Command Listener

Once Rhasspy has been woken up, it needs to record your voice command. The default system uses webrtcvad to detect when you start and stop speaking.

If you're not using a physical microphone connected to wherever Rhasspy is running, you may consider using one of the other systems. The oneshot and hermes systems, for example, work well with audio input coming in via MQTT.

You can also make Rhasspy record a voice command using the HTTP API by:

  1. POST-ing to /api/start-recording. Rhasspy will start recording from the microphone.
  2. Speaking your voice command
  3. POST-ing to /api/stop-recording. Rhasspy will stop recording and process the voice command.

WebRTCVAD

Listens for a voice commands using webrtcvad to detect speech and silence.

Add to your profile:

"command": {
  "system": "webrtcvad",
  "webrtcvad": {
    "chunk_size": 960,
    "min_sec": 2,
    "sample_rate": 16000,
    "silence_sec": 0.5,
    "speech_buffers": 5,
    "throwaway_buffers": 10,
    "timeout_sec": 30,
    "vad_mode": 0
  }
}

This system listens for up to timeout_sec for a voice command. The first few frames of audio data are discarded (throwaway_buffers) to avoid clicks from the microphone being engaged. When speech is detected for some number of successive frames (speech_buffers), the voice command is considered to have started. After min_sec, Rhasspy will start listening for silence. If at least silence_sec goes by without any speech detected, the command is considered finished, and the recorded WAV data is sent to the speech recognition system.

You may want to adjust min_sec, silence_sec, and vad_mode for your environment. These control how short a voice command can be (min_sec), how much silence is required before Rhasspy stops listening (silence_sec), and how sensitive the voice activity detector is (vad_mode, higher is more sensitive).

NOTE: you must set chunk_size such that (relative to sample rate) it produces 10, 20, or 30 millisecond buffers. This is required by webrtcvad.

See rhasspy.command_listener.Webrtcvadcommandlistener for details.

OneShot

Takes the first chunk of audio input received to be the entire voice command.
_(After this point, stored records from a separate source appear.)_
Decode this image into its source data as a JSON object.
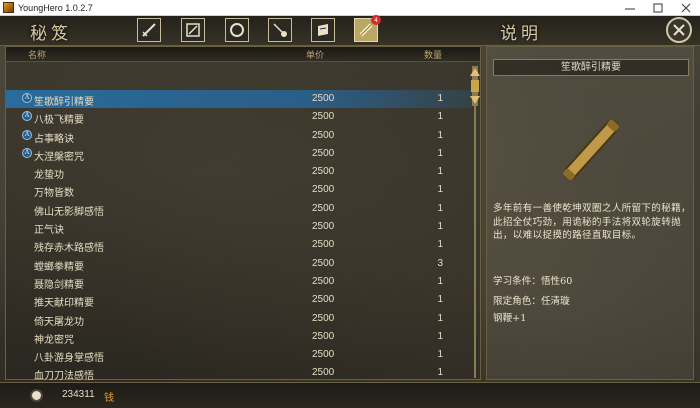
{
  "window": {
    "title": "YoungHero 1.0.2.7"
  },
  "header": {
    "section_title": "秘笈",
    "desc_title": "说明",
    "tabs": [
      {
        "icon": "sword-icon"
      },
      {
        "icon": "scroll-icon"
      },
      {
        "icon": "ring-icon"
      },
      {
        "icon": "potion-icon"
      },
      {
        "icon": "book-icon"
      },
      {
        "icon": "secret-scroll-icon",
        "badge": "4",
        "active": true
      }
    ]
  },
  "list": {
    "headers": {
      "name": "名称",
      "price": "单价",
      "qty": "数量"
    },
    "items": [
      {
        "name": "笙歌醉引精要",
        "price": "2500",
        "qty": "1",
        "icon": true,
        "icon_label": "A",
        "selected": true
      },
      {
        "name": "八极飞精要",
        "price": "2500",
        "qty": "1",
        "icon": true,
        "icon_label": "A"
      },
      {
        "name": "占事略诀",
        "price": "2500",
        "qty": "1",
        "icon": true,
        "icon_label": "A"
      },
      {
        "name": "大涅槃密咒",
        "price": "2500",
        "qty": "1",
        "icon": true,
        "icon_label": "A"
      },
      {
        "name": "龙蛰功",
        "price": "2500",
        "qty": "1"
      },
      {
        "name": "万物皆数",
        "price": "2500",
        "qty": "1"
      },
      {
        "name": "佛山无影脚感悟",
        "price": "2500",
        "qty": "1"
      },
      {
        "name": "正气诀",
        "price": "2500",
        "qty": "1"
      },
      {
        "name": "残存赤木路感悟",
        "price": "2500",
        "qty": "1"
      },
      {
        "name": "螳螂拳精要",
        "price": "2500",
        "qty": "3"
      },
      {
        "name": "聂隐剑精要",
        "price": "2500",
        "qty": "1"
      },
      {
        "name": "推天献印精要",
        "price": "2500",
        "qty": "1"
      },
      {
        "name": "倚天屠龙功",
        "price": "2500",
        "qty": "1"
      },
      {
        "name": "神龙密咒",
        "price": "2500",
        "qty": "1"
      },
      {
        "name": "八卦游身掌感悟",
        "price": "2500",
        "qty": "1"
      },
      {
        "name": "血刀刀法感悟",
        "price": "2500",
        "qty": "1"
      }
    ]
  },
  "details": {
    "name": "笙歌醉引精要",
    "description": "多年前有一善使乾坤双圈之人所留下的秘籍，此招全仗巧劲，用诡秘的手法将双轮旋转抛出，以难以捉摸的路径直取目标。",
    "requirement": "学习条件：悟性60",
    "character": "限定角色：任清璇",
    "bonus": "钢鞭+1"
  },
  "footer": {
    "money": "234311",
    "money_unit": "钱"
  }
}
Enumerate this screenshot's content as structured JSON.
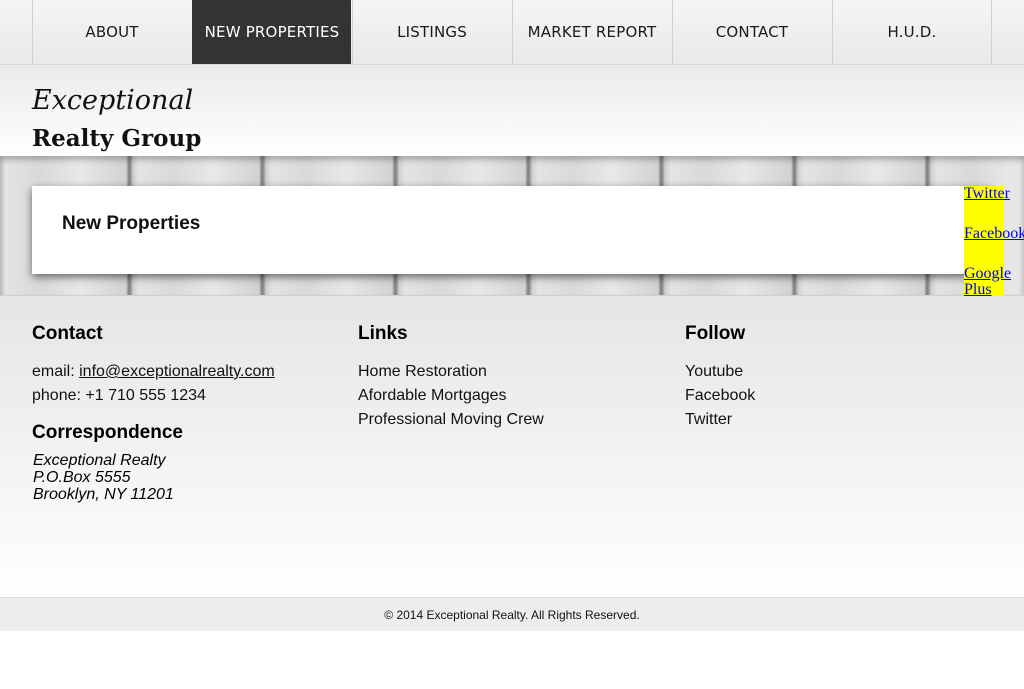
{
  "nav": {
    "items": [
      {
        "label": "ABOUT"
      },
      {
        "label": "NEW PROPERTIES",
        "active": true
      },
      {
        "label": "LISTINGS"
      },
      {
        "label": "MARKET REPORT"
      },
      {
        "label": "CONTACT"
      },
      {
        "label": "H.U.D."
      }
    ]
  },
  "header": {
    "logo_line1": "Exceptional",
    "logo_line2": "Realty Group"
  },
  "main": {
    "title": "New Properties"
  },
  "social": {
    "twitter": "Twitter",
    "facebook": "Facebook",
    "google_plus_1": "Google",
    "google_plus_2": "Plus",
    "highlight_color": "#ffff00",
    "link_color": "#0000ee"
  },
  "footer": {
    "contact": {
      "heading": "Contact",
      "email_label": "email: ",
      "email": "info@exceptionalrealty.com",
      "phone": "phone: +1 710 555 1234"
    },
    "correspondence": {
      "heading": "Correspondence",
      "lines": [
        "Exceptional Realty",
        "P.O.Box 5555",
        "Brooklyn, NY 11201"
      ]
    },
    "links": {
      "heading": "Links",
      "items": [
        "Home Restoration",
        "Afordable Mortgages",
        "Professional Moving Crew"
      ]
    },
    "follow": {
      "heading": "Follow",
      "items": [
        "Youtube",
        "Facebook",
        "Twitter"
      ]
    },
    "copyright": "© 2014 Exceptional Realty. All Rights Reserved."
  },
  "colors": {
    "nav_active_bg": "#333333",
    "nav_active_text": "#ffffff"
  }
}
Useful when paired with the MQTT audio input system if an entire WAV file is being sent in a single MQTT message.

(If you want to send a WAV file to Rhasspy over HTTP instead, just POST it to /api/speech-to-intent)

Add to your profile:

"command": {
  "system": "oneshot",
  "oneshot": {
    "timeout_sec": 30
  }
}

See rhasspy.command_listener.OneShotCommandListener for details.

MQTT/Hermes

Subscribes to the hermes/asr/startListening and hermes/asr/stopListening topics (Hermes protocol). This allows Rhasspy to be controlled by Snips.AI.
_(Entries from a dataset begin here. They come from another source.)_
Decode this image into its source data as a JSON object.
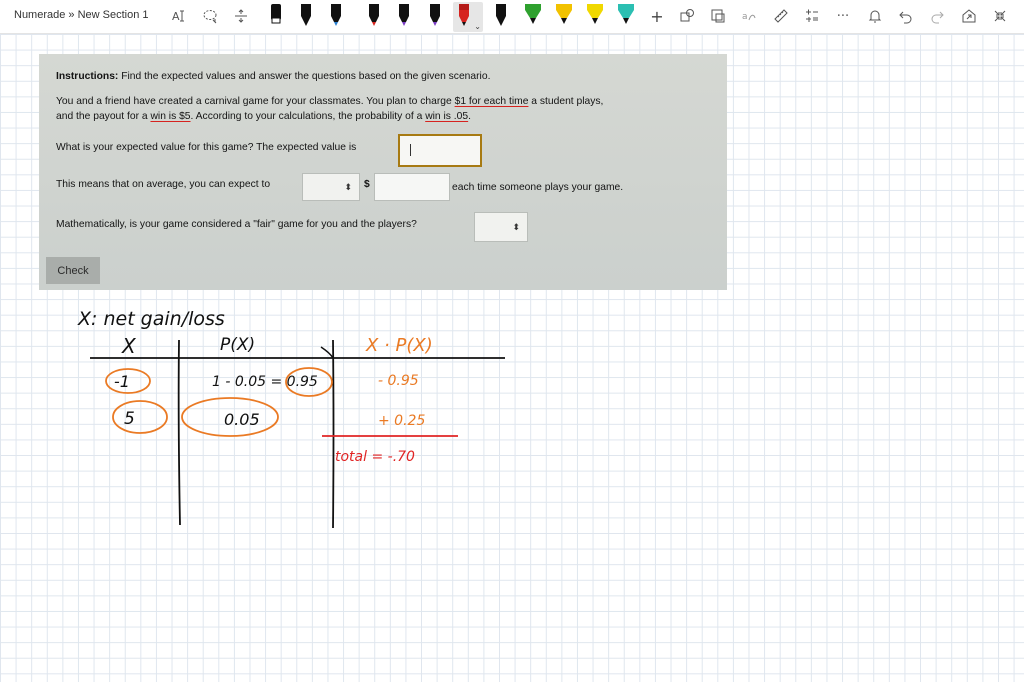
{
  "toolbar": {
    "breadcrumb": "Numerade » New Section 1",
    "icons": [
      "type-icon",
      "lasso-icon",
      "insert-space-icon",
      "eraser-icon",
      "pen-icon",
      "add-icon",
      "shapes-icon",
      "ink-to-shape-icon",
      "ink-to-text-icon",
      "ruler-icon",
      "math-icon",
      "more-icon",
      "bell-icon",
      "undo-icon",
      "redo-icon",
      "share-icon",
      "collapse-icon"
    ],
    "more_label": "···",
    "add_label": "+",
    "pen_colors": [
      "#111111",
      "#111111",
      "#111111",
      "#2a7fd0",
      "#d6231f",
      "#7a3cc2",
      "#7a3cc2",
      "#d6231f",
      "#111111",
      "#2fa12f",
      "#f2c200",
      "#f0d800",
      "#2bbfb2",
      "#f08a1a"
    ]
  },
  "problem": {
    "instructions_label": "Instructions:",
    "instructions_text": " Find the expected values and answer the questions based on the given scenario.",
    "scenario_1a": "You and a friend have created a carnival game for your classmates. You plan to charge ",
    "scenario_1b": "$1 for each time",
    "scenario_1c": " a student plays,",
    "scenario_2a": "and the payout for a ",
    "scenario_2b": "win is $5",
    "scenario_2c": ". According to your calculations, the probability of a ",
    "scenario_2d": "win is .05",
    "scenario_2e": ".",
    "question_1": "What is your expected value for this game? The expected value is",
    "question_2a": "This means that on average, you can expect to",
    "question_2_dollar": "$",
    "question_2b": "each time someone plays your game.",
    "question_3": "Mathematically, is your game considered a \"fair\" game for you and the players?",
    "select_arrow": "⬍",
    "check_button": "Check"
  },
  "notes": {
    "heading": "X: net gain/loss",
    "col_x": "X",
    "col_px": "P(X)",
    "col_xpx": "X · P(X)",
    "row1_x": "-1",
    "row1_px": "1 - 0.05 = 0.95",
    "row1_xpx": "- 0.95",
    "row2_x": "5",
    "row2_px": "0.05",
    "row2_xpx": "+ 0.25",
    "total": "total = -.70",
    "colors": {
      "ink": "#111111",
      "orange": "#ea7a24",
      "red": "#e02424"
    }
  }
}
Wakes up Rhasspy when startListening is received and starts recording. Stops recording when stopListening is received and processes the voice command.

Add to your profile:

"command": {
  "system": "hermes",
  "hermes": {
    "timeout_sec": 30
  }
},


"mqtt": {
  "enabled": true,
  "host": "localhost",
  "username": "",
  "port": 1883,
  "password": "",
  "site_id": "default"
}

Adjust the mqtt configuration to connect to your MQTT broker. Set mqtt.site_id to match your Snips.AI siteId.

Using mosquitto_pub, wake up Rhasspy with:

mosquitto_pub -t 'hermes/asr/startListening' -m '{ "siteId": "default" }'

Say your voice command, then stop recording with:

mosquitto_pub -t 'hermes/asr/stopListening' -m '{ "siteId": "default" }'

Rhasspy should process your voice command.
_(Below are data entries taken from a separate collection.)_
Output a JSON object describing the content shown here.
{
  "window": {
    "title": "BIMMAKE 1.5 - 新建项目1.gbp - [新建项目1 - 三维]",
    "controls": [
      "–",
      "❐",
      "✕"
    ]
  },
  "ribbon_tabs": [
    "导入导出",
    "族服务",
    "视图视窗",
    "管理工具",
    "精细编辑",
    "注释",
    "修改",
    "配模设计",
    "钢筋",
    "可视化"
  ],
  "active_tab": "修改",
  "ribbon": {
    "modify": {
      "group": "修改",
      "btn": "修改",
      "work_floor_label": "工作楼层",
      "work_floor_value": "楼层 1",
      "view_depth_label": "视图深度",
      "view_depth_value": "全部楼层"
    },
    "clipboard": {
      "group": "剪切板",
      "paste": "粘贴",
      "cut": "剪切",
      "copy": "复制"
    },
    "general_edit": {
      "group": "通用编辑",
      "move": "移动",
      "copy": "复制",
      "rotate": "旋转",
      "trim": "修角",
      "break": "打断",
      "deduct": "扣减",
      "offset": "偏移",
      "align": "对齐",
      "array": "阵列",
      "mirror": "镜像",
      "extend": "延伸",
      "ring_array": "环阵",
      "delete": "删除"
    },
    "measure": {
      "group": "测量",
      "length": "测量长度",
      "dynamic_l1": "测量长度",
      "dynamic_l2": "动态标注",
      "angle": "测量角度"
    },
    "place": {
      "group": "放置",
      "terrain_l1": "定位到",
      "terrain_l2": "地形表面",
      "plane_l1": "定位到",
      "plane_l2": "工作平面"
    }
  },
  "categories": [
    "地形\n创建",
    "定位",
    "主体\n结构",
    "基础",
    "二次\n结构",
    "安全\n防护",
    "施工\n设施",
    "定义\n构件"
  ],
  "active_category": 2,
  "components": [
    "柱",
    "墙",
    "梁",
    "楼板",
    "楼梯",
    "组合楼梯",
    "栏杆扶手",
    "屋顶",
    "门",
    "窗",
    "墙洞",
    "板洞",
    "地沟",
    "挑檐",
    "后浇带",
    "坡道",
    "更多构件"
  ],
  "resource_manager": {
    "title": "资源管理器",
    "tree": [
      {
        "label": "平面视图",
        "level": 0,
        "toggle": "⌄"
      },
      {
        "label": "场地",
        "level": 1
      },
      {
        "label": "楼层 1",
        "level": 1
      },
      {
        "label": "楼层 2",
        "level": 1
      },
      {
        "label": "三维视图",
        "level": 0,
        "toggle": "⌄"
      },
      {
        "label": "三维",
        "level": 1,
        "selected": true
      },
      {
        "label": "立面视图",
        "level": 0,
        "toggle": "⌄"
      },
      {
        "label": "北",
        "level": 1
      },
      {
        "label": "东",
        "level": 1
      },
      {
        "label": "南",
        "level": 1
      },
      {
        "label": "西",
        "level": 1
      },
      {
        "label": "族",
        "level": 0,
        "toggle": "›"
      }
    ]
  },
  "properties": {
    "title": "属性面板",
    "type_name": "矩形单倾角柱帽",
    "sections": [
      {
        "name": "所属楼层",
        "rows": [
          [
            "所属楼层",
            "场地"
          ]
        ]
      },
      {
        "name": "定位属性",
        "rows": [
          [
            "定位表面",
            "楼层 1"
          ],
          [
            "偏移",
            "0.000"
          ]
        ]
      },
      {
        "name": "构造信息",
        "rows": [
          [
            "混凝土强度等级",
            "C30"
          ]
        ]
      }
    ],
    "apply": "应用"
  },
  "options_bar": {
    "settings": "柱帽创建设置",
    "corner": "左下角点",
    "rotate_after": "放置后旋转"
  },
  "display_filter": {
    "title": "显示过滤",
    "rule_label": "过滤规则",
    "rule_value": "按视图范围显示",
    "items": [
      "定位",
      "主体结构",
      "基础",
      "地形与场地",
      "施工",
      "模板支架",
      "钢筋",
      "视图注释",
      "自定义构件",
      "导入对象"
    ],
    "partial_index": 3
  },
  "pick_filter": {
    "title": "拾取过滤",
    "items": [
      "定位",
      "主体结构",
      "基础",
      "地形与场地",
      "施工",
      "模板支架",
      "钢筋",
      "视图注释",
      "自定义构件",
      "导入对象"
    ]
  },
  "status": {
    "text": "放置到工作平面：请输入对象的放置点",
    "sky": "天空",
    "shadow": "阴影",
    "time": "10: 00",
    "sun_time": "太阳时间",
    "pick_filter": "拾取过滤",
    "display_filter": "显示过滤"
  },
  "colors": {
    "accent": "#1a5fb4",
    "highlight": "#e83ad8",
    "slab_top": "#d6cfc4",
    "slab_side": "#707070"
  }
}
See rhasspy.command.HermesCommandListener for details.

Command

Calls a custom external program to record a voice command.

Add to your profile:

"command": {
  "system": "command",
  "command": {
    "program": "/path/to/program",
    "arguments": []
  }
}

When awake, Rhasspy normally listens for voice commands from the microphone and waits for silence by using webrtcvad. You can call a custom program that will listen for a voice command and simply return the recorded WAV audio data to Rhasspy.

When Rhasspy wakes up, your program will be called with the given arguments. The program's output should be WAV data with the recorded voice command (Rhasspy will automatically convert this to 16-bit 16 kHz mono if necessary).

The following environment variables are available to your program:

  • $RHASSPY_BASE_DIR - path to the directory where Rhasspy is running from
  • $RHASSPY_PROFILE - name of the current profile (e.g., "en")
  • $RHASSPY_PROFILE_DIR - directory of the current profile (where profile.json is)

See listen.sh for an example program.

See rhasspy.command_listener.CommandCommandListener for details.

Dummy

Disables voice command listening.

Add to your profile:

"command": {
  "system": "dummy"
}

See rhasspy.command.DummyCommandListener for details.